Utilisez la méthode Pinel pour profiter de la défiscalisation immobilière

Pour vous accompagner à obtenir un bien immobilier, la loi Pinel concerne tous les contribuables français. Le régime fiscal est conçu pour favoriser la construction de maisons neuves en France, vous permettant de réduire les impôts sur le revenu tout en devenant possesseur d’un financement locatif. D’autre part, vous devez accepter de louer votre propriété pour une certaine période.
Par conséquent, l’abattement de la taxe foncière peut aller jusqu’à 21 %. Selon la loi Pinel, vous pouvez profiter d’une déduction fiscale de 12 % du montant de l’investissement pendant 6 ans.
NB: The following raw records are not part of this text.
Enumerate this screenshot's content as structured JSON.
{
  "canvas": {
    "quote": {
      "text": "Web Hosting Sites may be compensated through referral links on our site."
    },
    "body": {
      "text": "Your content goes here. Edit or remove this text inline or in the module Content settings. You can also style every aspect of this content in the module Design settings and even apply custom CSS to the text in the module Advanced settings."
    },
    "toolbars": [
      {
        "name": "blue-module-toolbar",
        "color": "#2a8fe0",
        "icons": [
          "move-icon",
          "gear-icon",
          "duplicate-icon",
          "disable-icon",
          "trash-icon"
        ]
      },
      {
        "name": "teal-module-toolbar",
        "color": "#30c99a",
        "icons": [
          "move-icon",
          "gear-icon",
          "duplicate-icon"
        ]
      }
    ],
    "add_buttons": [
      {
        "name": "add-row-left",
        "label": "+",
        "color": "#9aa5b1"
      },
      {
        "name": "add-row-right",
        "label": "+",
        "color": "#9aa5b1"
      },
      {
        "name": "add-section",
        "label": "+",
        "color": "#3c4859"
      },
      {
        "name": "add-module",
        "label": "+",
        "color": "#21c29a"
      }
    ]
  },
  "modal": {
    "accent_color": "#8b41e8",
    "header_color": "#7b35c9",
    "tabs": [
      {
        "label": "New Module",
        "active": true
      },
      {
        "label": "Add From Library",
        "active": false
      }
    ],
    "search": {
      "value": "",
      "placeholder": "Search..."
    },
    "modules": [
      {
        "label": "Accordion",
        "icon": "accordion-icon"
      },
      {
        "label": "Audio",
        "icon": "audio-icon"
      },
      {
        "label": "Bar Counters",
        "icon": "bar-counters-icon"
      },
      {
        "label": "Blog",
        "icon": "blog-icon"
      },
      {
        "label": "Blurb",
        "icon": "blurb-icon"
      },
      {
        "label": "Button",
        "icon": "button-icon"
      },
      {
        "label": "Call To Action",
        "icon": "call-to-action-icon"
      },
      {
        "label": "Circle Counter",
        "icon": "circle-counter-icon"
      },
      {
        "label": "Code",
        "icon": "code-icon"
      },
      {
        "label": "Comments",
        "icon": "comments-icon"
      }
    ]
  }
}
Dans un investissement de 9 ans, votre déduction fiscale est de 18 %. Enfin, si vous investissez plus de 12 ans, la déduction fiscale est de 21 % du montant.

Miser dans l’immobilier pour complément de revenus

Pour préparer votre retraite, en adoptant d’investir dans des propriétés locatives, vous obtiendrez un investissement de retraite efficace. En dehors des réductions d’impôts, vous pouvez également compléter régulièrement vos revenus. Les loyers perçus permettent de financer votre investissement. Enfin, vous léguez l’héritage à votre famille et à vos proches.

Construire un héritage pour votre famille

Le placement locatif est sûr. Cela aide généralement à garantir des jours paisibles. En outre, vous transmettez le bien immobilier à votre famille et à vos amis. Ceci les dépose par la même opportunité à l’abri financièrement. Envie de louer à vos enfants ? La loi Pinel prévoit la possibilité de louer à leurs enfants sans perdre le bénéfice des réductions d’impôts.
Mais, il faut signaler que la demande de location varie d’un endroit à l’autre, selon les régions. Par conséquent, divers facteurs doivent être pris en compte lors de l’investissement. Une plus grande superficie en banlieue, une ville estudiantine, etc. Il faut s’adapter au type de location que l’on souhaite implanter.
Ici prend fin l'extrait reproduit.